Le prochain président des États-Unis devra également renforcer son implication auprès des citoyens, dont la désaffection généralisée oblige – ou permet – aux dirigeants américains de mener une politique étrangère fébrile. À l’instar de nombreux Européens d’aujourd’hui, la plupart des Américains ne semblent pas comprendre – ni même chercher à comprendre – combien l’effondrement de l’ordre mondial libéral aurait pour chacun d’entre eux des conséquences désastreuses.
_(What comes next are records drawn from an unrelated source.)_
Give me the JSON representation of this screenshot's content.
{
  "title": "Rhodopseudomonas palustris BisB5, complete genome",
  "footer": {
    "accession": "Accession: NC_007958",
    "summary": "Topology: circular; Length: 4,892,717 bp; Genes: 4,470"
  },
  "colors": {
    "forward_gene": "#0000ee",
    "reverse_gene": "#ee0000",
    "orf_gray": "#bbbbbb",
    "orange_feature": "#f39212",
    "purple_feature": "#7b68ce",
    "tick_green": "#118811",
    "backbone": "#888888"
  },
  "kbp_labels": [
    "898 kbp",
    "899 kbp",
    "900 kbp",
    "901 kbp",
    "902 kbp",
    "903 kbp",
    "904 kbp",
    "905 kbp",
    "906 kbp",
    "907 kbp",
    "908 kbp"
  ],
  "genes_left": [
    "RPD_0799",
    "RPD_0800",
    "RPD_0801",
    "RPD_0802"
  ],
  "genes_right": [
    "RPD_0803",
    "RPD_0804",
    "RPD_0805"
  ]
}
La situation n’a pas toujours été ce qu’elle est aujourd’hui. Au lendemain de la Seconde Guerre mondiale, les souvenirs du conflit, combinés à la menace durable que représentait l’Union soviétique, rendaient évidente la nécessité de bâtir et de préserver un ordre mondial libéral. Aujourd’hui, bien que cette nécessité soit tout aussi considérable, l’argument semble loin d’être aussi compréhensible, ou aussi puissant sur le plan émotionnel. Toute discussion autour des règles et des institutions ne semble plus susciter l’intérêt. Il appartient désormais aux dirigeants politiques – et en particulier aux chefs d’État – de trouver le moyen d’exprimer avec force ce qui est en jeu.

Seule une telle approche pourra conférer au prochain président des États-Unis la légitimité populaire indispensable pour mobiliser efficacement les autres dirigeants mondiaux. Et ne nous y trompons pas : cette mobilisation est vitale. Car s’il appartient à l’Amérique de faire partie intégrante de la résolution des défis mondiaux, allant du dénouement de la guerre civile syrienne au respect des promesses prévues par l’accord climatique de Paris, elle ne pourra y parvenir seule. Une coopération véritable sera essentielle à toute avancée réelle.

Au cours de la deuxième moitié du XXe siècle, l’Amérique a prouvé combien un leadership engagé pouvait contribuer à garantir une stabilité et une prospérité généralisées. En ce début de XXIe siècle, elle a démontré à quel point l’absence d’un tel leadership pouvait se révéler dévastatrice. Les querelles intestines ne résoudront rien. C’est seulement en faisant preuve d’une implication véritable, profonde et durable, sur le plan intérieur comme à l’étranger, que la prochaine administration pourra veiller à ce que les prochaines années soient meilleures que les précédentes.